20/20: Blood Money

ByABC News
March 30, 2001, 1:47 PM

March 30 -- John and Theresa Vanderheiden are desperate to find the body of their daughter Cyndi who was raped and murdered in 1998.

The family will reward $20,000 to anyone who can lead them to her body except the one person who wants to take their offer: the man convicted of perpetrating the horrible crime.

The man is Wesley Shermantine, an inmate at Santa Clara County Main Jail in San Jose, Calif. He says he knows where Cyndi's body is as well as the body of Chevy Wheeler whom he is convicted of murdering in 1985. To divulge the information, he feels he can fairly claim the $20,000.

Cruel Taunts

Investigators speculate that over the last 15 years he hunted men and women alike in California's San Joaquin Valley, claiming as many as 20 other victims.

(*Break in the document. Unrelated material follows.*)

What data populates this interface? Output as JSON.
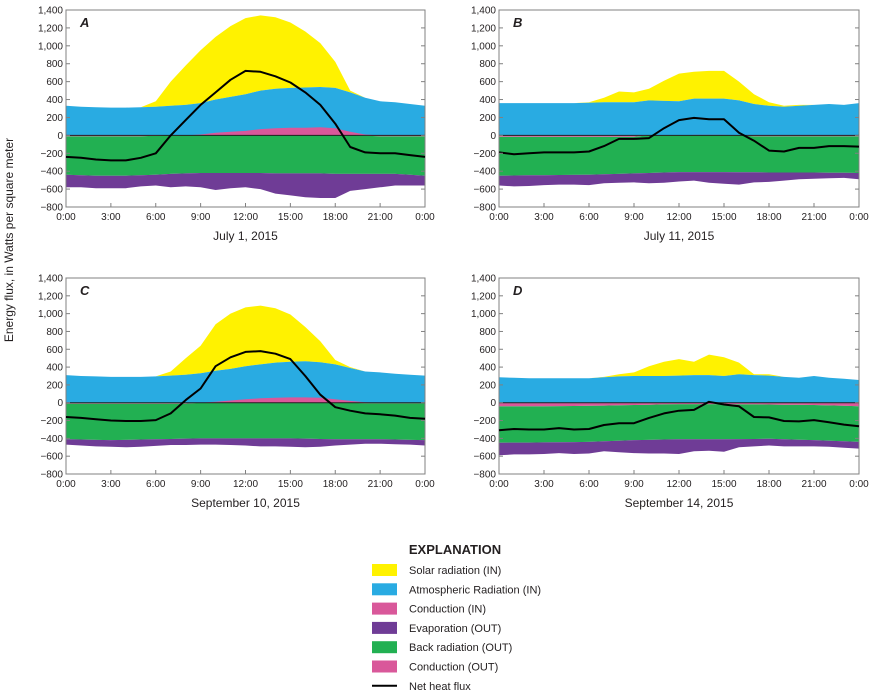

Last February he was sentenced to death after a jury found him guilty of killing Paul Cavanaugh, 31, Howard King, 35, Wheeler, 16, and Vanderheiden who was 25.

Cavanaugh and King were found shot to death on a quiet road, but the bodies of Wheeler and Vanderheiden are still missing. Their families, desperate for closure, are suffering the cruel taunts from Shermantine.

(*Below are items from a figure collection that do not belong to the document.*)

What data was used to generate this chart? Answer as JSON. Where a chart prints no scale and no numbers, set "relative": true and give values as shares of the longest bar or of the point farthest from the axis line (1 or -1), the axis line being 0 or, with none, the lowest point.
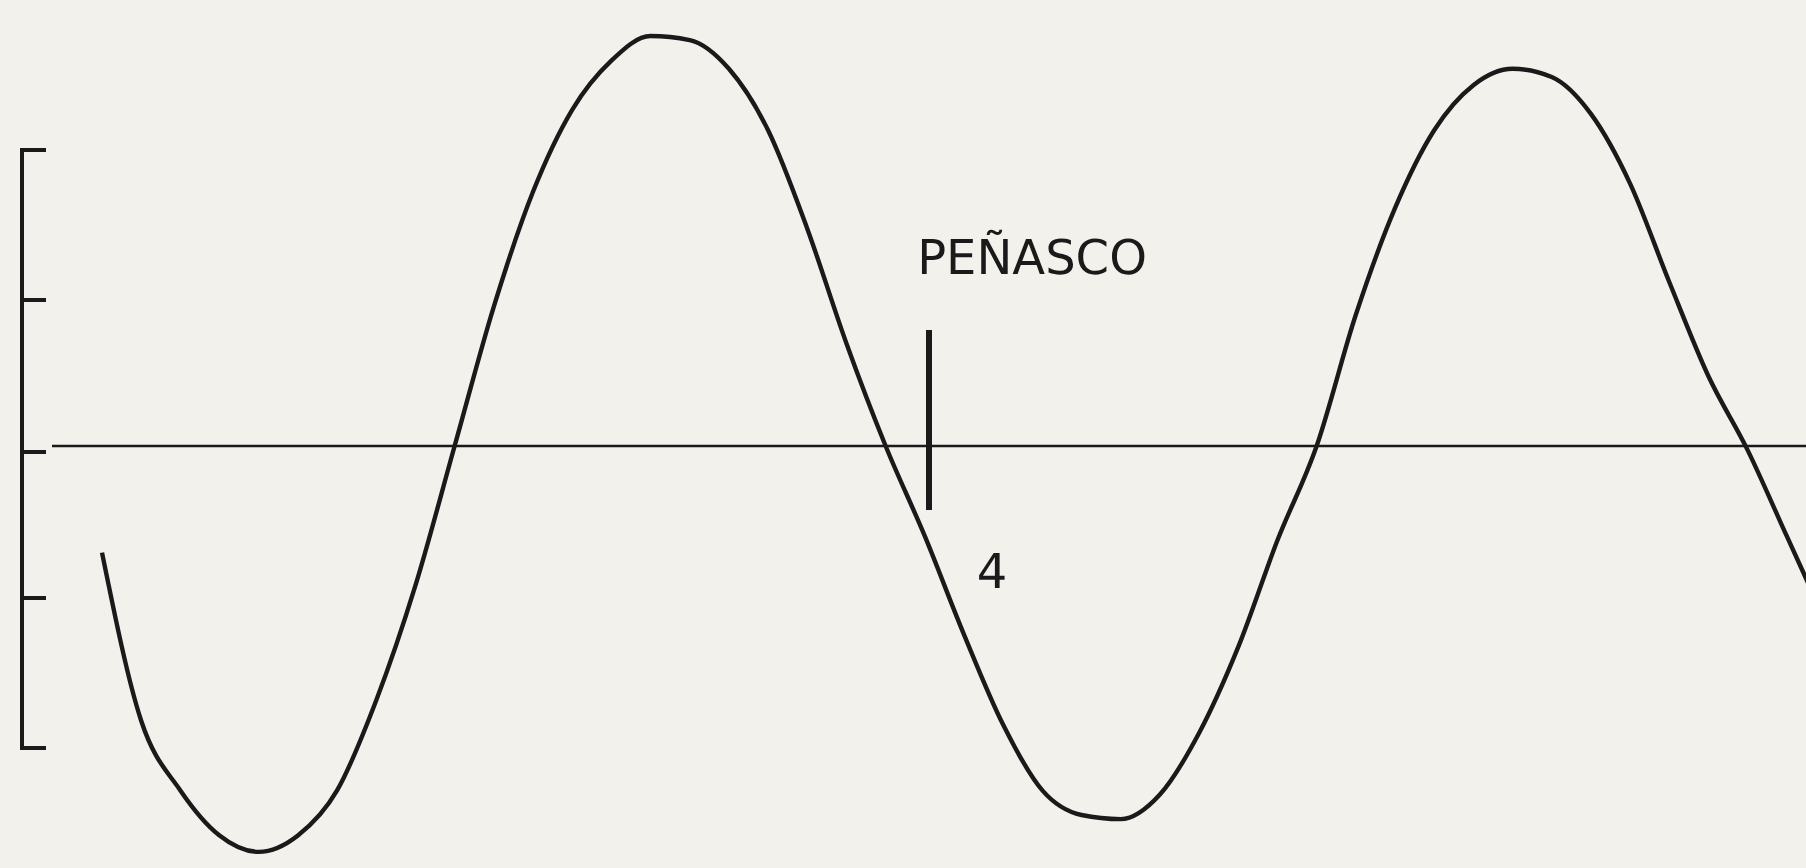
{
  "chart_data": {
    "type": "line",
    "relative": true,
    "marker": "none",
    "line_style": "solid",
    "categories": [
      null,
      null,
      null,
      null,
      null,
      null,
      null,
      null,
      null,
      null,
      null,
      null,
      null,
      null,
      null,
      null,
      null,
      null,
      null,
      null,
      null,
      null,
      null,
      null,
      null,
      null,
      null,
      null,
      null,
      null,
      null,
      null,
      null,
      null,
      null,
      null,
      null,
      null,
      null,
      null,
      null,
      null,
      null,
      null,
      null
    ],
    "series": [
      {
        "color": "#1a1a1a",
        "values": [
          -0.26,
          -0.67,
          -0.84,
          -0.95,
          -0.99,
          -0.95,
          -0.84,
          -0.62,
          -0.34,
          0,
          0.34,
          0.62,
          0.82,
          0.94,
          1.0,
          0.99,
          0.92,
          0.77,
          0.53,
          0.25,
          0,
          -0.22,
          -0.46,
          -0.68,
          -0.84,
          -0.9,
          -0.91,
          -0.85,
          -0.7,
          -0.49,
          -0.23,
          0,
          0.32,
          0.58,
          0.77,
          0.88,
          0.92,
          0.9,
          0.81,
          0.64,
          0.4,
          0.17,
          -0.01,
          -0.22,
          -0.43
        ]
      }
    ],
    "annotations": [
      "PEÑASCO",
      "4"
    ]
  }
}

Det. Deborah Scheffel, one of the officers on the case, says Shermantine "has continued to be able to manipulate and control, from inside a jail cell." Sheffel says, "It is the most obscene thing I have ever heard of. It's just beyond words."

Families Come Together

Fifteen years ago, Paula and Raymond Wheeler's daughter, Chevy, disappeared after skipping school."I took her to school about 7:20 that day. I dropped her off, and she said, 'Bye mom. I love you and I'll call you at two.' And I turned around and went back and I never saw her again," Mrs. Wheeler remembers.

Authorities found traces of her blood in Shermantine's cabin, but since DNA testing was not yet available, the killer went unpunished for more than a decade.

"I knew who killed her ... and I couldn't do anything about it," says Mr. Wheeler.